Слова Бао-юя опечалили Си-жэнь. Бао-чай молчала, снова убедившись, что Бао-юй заблуждается, и украдкой уронила слезу.
Госпожа Ван между тем хотела опросить других служанок, но неожиданно Цзы-цзюань опустилась перед ней на колени и проговорила:
– Госпожа, вы только что разговаривали с девушками, состоящими при четвертой барышне! Что вы думаете с ними делать?
– Разве я могу насильно заставить их идти в монахини? – сказала госпожа Ван. – Все зависит от их собственного желания.

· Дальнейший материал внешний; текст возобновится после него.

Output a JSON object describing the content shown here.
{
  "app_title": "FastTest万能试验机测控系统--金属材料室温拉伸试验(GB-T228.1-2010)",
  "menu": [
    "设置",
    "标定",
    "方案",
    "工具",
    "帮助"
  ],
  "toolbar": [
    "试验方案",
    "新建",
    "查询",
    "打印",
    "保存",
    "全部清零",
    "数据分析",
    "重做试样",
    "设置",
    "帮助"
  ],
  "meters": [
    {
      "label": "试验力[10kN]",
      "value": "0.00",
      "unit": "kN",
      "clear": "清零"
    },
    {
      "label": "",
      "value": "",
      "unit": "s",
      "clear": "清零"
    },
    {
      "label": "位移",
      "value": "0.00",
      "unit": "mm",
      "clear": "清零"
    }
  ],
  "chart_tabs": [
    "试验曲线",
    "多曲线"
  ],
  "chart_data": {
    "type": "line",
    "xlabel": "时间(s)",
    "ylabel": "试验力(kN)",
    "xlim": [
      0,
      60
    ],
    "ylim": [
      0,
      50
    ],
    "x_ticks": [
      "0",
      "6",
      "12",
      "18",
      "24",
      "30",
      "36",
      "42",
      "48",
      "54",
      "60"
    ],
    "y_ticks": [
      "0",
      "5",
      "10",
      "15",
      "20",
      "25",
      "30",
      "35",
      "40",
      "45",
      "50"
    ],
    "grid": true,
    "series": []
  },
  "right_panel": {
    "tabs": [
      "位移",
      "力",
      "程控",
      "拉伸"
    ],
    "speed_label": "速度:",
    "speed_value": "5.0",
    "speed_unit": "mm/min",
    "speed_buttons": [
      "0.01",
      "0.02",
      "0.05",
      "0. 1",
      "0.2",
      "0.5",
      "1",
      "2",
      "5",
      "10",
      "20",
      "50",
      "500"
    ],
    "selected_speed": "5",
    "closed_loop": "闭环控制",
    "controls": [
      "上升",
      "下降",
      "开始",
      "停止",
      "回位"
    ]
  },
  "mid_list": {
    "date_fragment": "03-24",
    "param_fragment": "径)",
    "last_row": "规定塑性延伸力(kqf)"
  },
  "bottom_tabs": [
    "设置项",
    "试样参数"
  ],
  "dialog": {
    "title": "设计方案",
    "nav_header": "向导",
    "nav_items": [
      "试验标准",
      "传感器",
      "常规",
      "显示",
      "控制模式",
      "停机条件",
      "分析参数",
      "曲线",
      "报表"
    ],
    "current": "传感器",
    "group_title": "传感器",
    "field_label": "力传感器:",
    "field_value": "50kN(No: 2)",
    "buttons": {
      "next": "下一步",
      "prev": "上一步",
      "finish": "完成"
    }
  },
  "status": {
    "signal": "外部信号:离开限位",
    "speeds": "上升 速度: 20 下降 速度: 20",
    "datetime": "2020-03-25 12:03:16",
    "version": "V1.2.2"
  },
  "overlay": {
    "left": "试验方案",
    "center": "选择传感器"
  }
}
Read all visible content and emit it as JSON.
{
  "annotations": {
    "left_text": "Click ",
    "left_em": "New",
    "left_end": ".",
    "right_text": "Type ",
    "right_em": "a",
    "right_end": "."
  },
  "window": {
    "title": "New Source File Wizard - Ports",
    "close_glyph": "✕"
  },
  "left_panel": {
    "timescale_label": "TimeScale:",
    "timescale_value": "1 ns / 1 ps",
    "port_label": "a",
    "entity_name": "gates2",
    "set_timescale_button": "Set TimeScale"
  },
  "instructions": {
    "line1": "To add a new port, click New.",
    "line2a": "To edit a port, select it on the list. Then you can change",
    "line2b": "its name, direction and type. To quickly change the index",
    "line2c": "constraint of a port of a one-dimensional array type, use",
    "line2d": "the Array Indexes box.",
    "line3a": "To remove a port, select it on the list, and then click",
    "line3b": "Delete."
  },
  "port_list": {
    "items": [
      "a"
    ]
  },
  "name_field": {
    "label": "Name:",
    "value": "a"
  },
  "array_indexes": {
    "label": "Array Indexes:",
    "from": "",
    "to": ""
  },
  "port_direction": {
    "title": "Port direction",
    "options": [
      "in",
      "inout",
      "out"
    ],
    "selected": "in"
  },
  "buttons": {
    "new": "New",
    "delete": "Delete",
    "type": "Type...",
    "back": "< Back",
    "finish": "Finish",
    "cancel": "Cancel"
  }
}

– Барышня захотела заниматься самоусовершенствованием сама, и никто из служанок не оказывал на нее влияния, – заметила Цзы-цзюань. – Я хочу кое-что сказать вам, госпожа, пусть другие служанки не сочтут это упреком по своему адресу, так как каждый поступает в соответствии со своим желанием. Я долго служила барышне Линь Дай-юй, и вы, госпожа, знаете, как она ко мне относилась. Доброта ее поистине простиралась выше гор, и я не знаю, как ее отблагодарить! Сейчас барышни Линь нет в живых, и я очень досадую, что в свое время не последовала за нею. Я не могла этого сделать, так как не успела отблагодарить своих господ за великие милости, которые я от них получала. Ныне, когда четвертая барышня решила заняться самоусовершенствованием, я прошу разрешить мне всю жизнь прислуживать ей. Если мне не откажут, я буду бесконечно счастлива!